The annual award, now in its 15th year, recognises a distinguished work of fiction, non-fiction or poetry, evoking the spirit of a place.
Edemariam beat five other shortlisted writers to the £10,000 prize including Rania Abouzeid for No Turning Back: Life, Loss, and Hope in Wartime Syria (Oneworld), Aminatta Forna for Happiness (Bloomsbury), Sarah Moss’ Ghost Wall (Granta), Guy Stagg for The Crossway (Picador) and Adam Weymouth for Kings of the Yukon: A River Journey (Particular Books).
The RSL Ondaatje Prize was judged by authors Ian Thomson and Michèle Robert and playright, poet and performer Sabrina Mahfouz, and they praised Edemariam’s family memoir.
Roberts said: “Aida Edemariam mixes memoir, oral history, fiction and snatches of prayer to compose this beautiful, complicated, sensual account of her grandmother’s life.

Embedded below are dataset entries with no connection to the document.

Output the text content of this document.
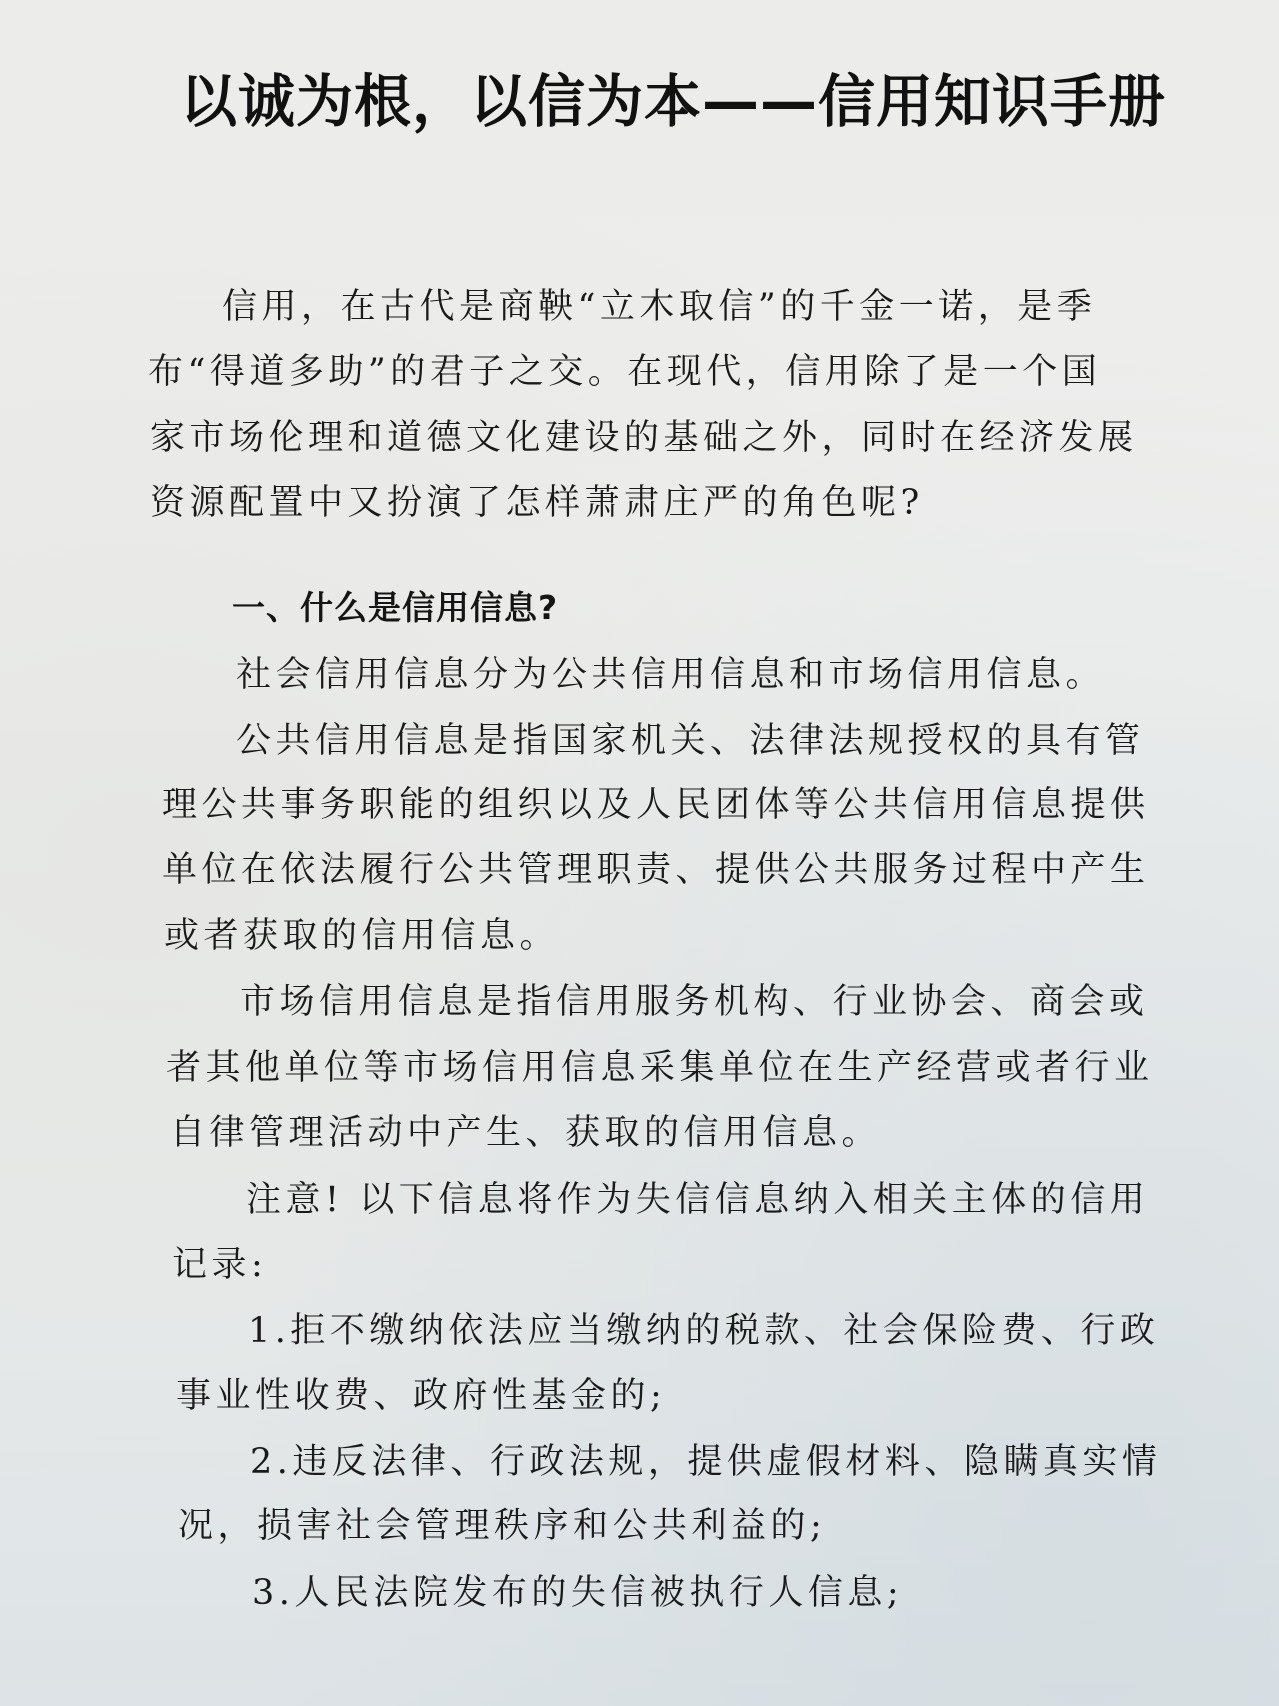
以诚为根，以信为本——信用知识手册
信用，在古代是商鞅“立木取信”的千金一诺，是季
布“得道多助”的君子之交。在现代，信用除了是一个国
家市场伦理和道德文化建设的基础之外，同时在经济发展
资源配置中又扮演了怎样萧肃庄严的角色呢?
一、什么是信用信息?
社会信用信息分为公共信用信息和市场信用信息。
公共信用信息是指国家机关、法律法规授权的具有管
理公共事务职能的组织以及人民团体等公共信用信息提供
单位在依法履行公共管理职责、提供公共服务过程中产生
或者获取的信用信息。
市场信用信息是指信用服务机构、行业协会、商会或
者其他单位等市场信用信息采集单位在生产经营或者行业
自律管理活动中产生、获取的信用信息。
注意! 以下信息将作为失信信息纳入相关主体的信用
记录:
1.拒不缴纳依法应当缴纳的税款、社会保险费、行政
事业性收费、政府性基金的;
2.违反法律、行政法规，提供虚假材料、隐瞒真实情
况，损害社会管理秩序和公共利益的;
3.人民法院发布的失信被执行人信息;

Her original form and newly-minted language create a strong, delicate structure embodying her grandmother’s spirit and will to survive.”

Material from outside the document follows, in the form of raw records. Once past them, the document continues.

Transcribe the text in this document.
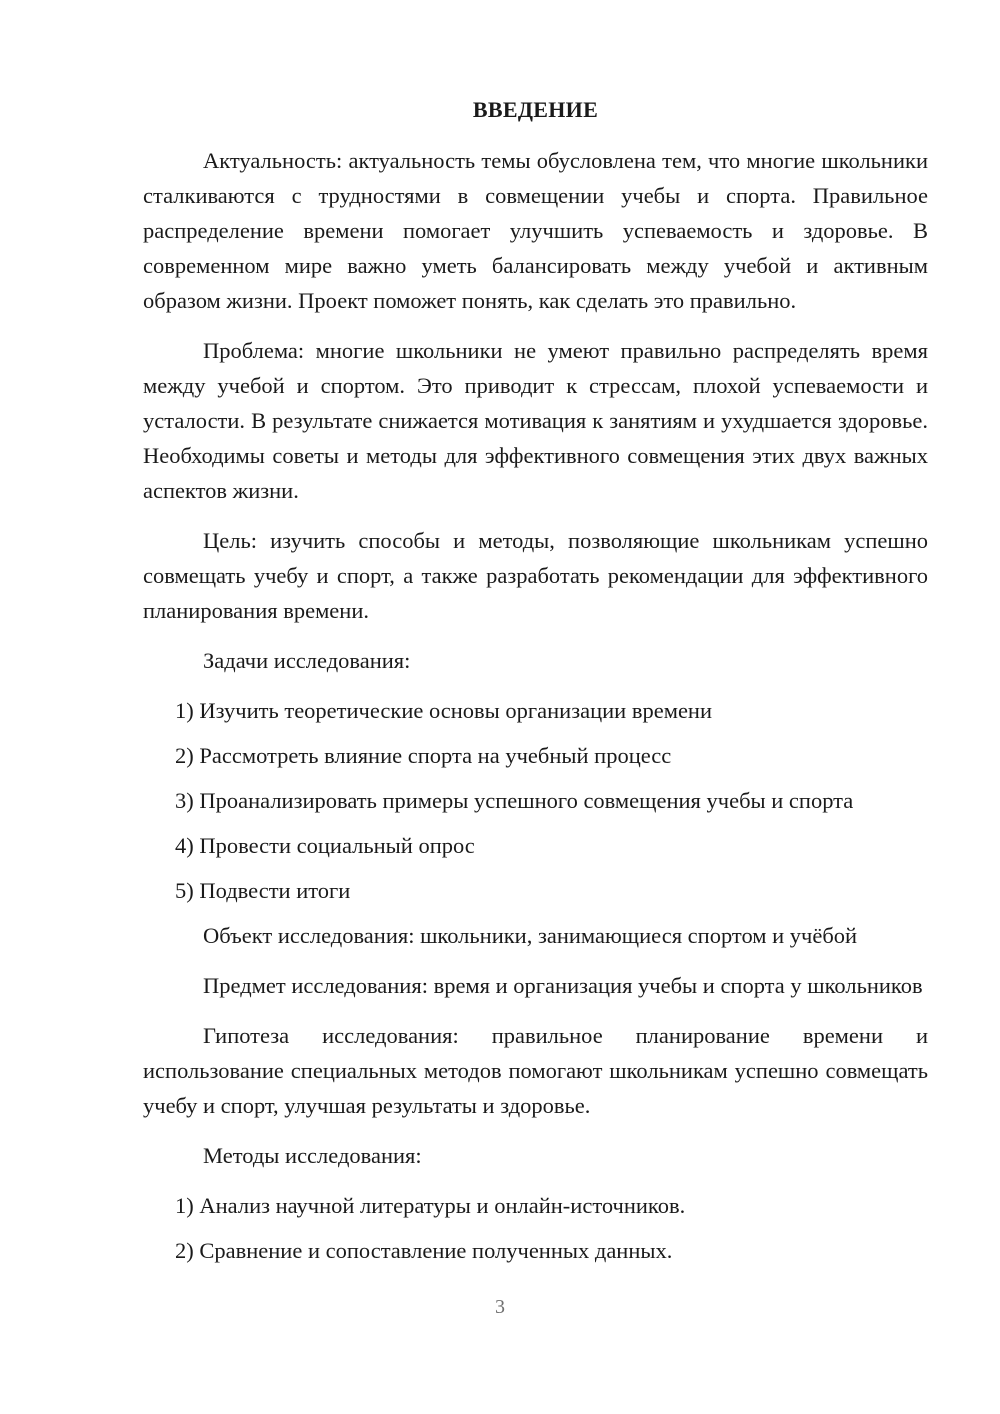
ВВЕДЕНИЕ

Актуальность: актуальность темы обусловлена тем, что многие школьники сталкиваются с трудностями в совмещении учебы и спорта. Правильное распределение времени помогает улучшить успеваемость и здоровье. В современном мире важно уметь балансировать между учебой и активным образом жизни. Проект поможет понять, как сделать это правильно.

Проблема: многие школьники не умеют правильно распределять время между учебой и спортом. Это приводит к стрессам, плохой успеваемости и усталости. В результате снижается мотивация к занятиям и ухудшается здоровье. Необходимы советы и методы для эффективного совмещения этих двух важных аспектов жизни.

Цель: изучить способы и методы, позволяющие школьникам успешно совмещать учебу и спорт, а также разработать рекомендации для эффективного планирования времени.

Задачи исследования:

1) Изучить теоретические основы организации времени

2) Рассмотреть влияние спорта на учебный процесс

3) Проанализировать примеры успешного совмещения учебы и спорта

4) Провести социальный опрос

5) Подвести итоги

Объект исследования: школьники, занимающиеся спортом и учёбой

Предмет исследования: время и организация учебы и спорта у школьников

Гипотеза исследования: правильное планирование времени и использование специальных методов помогают школьникам успешно совмещать учебу и спорт, улучшая результаты и здоровье.

Методы исследования:

1) Анализ научной литературы и онлайн-источников.

2) Сравнение и сопоставление полученных данных.

3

“Aida Edemariam’s is an outstanding and highly unusual memoir, that absorbs the reader from start to finish. I was moved by the book’s strong poetic voice and the marvellous quality of the writing throughout,” Thomson said.
Meanwhile Mahfouz described the 4th Estate title as “lyrical, loving storytelling of a family history at an epic time in Ethiopia’s own history”.

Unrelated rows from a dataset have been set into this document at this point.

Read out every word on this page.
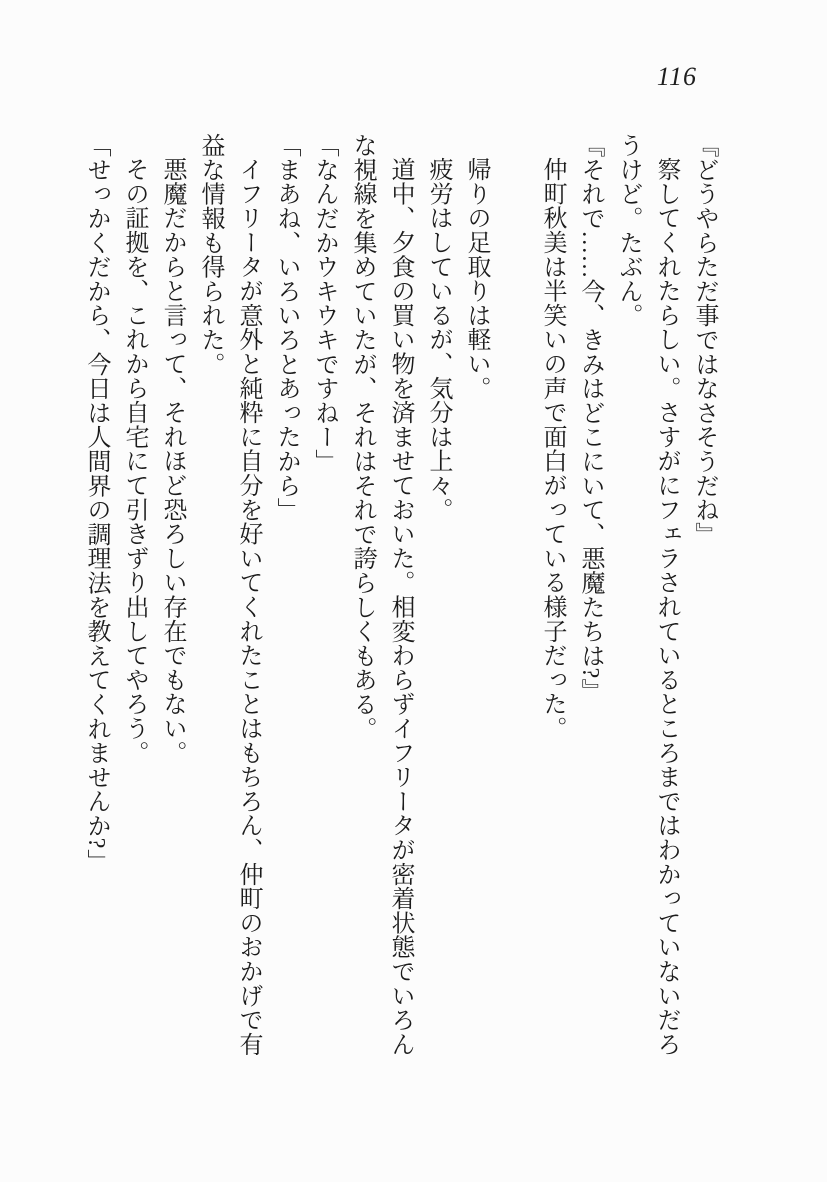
116

『どうやらただ事ではなさそうだね』

察してくれたらしい。さすがにフェラされているところまではわかっていないだろ

うけど。たぶん。

『それで……今、きみはどこにいて、悪魔たちは?』

仲町秋美は半笑いの声で面白がっている様子だった。

帰りの足取りは軽い。

疲労はしているが、気分は上々。

道中、夕食の買い物を済ませておいた。相変わらずイフリータが密着状態でいろん

な視線を集めていたが、それはそれで誇らしくもある。

「なんだかウキウキですねー」

「まあね、いろいろとあったから」

イフリータが意外と純粋に自分を好いてくれたことはもちろん、仲町のおかげで有

益な情報も得られた。

悪魔だからと言って、それほど恐ろしい存在でもない。

その証拠を、これから自宅にて引きずり出してやろう。

「せっかくだから、今日は人間界の調理法を教えてくれませんか?」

Edemariam, who is of dual Ethiopian and Canadian heritage, grew up in Addis Ababa, Ethiopia. She studied English Literature at Oxford University and the University of Toronto, and has worked as a journalist in New York, Toronto and London, where she is currently a senior feature writer and editor for the Guardian. The Wife’s Tale won a Royal Society of Literature Jerwood Award for a work of non-fiction in progress, and was a finalist for a Governor General’s Literary Award. She lives in Oxford.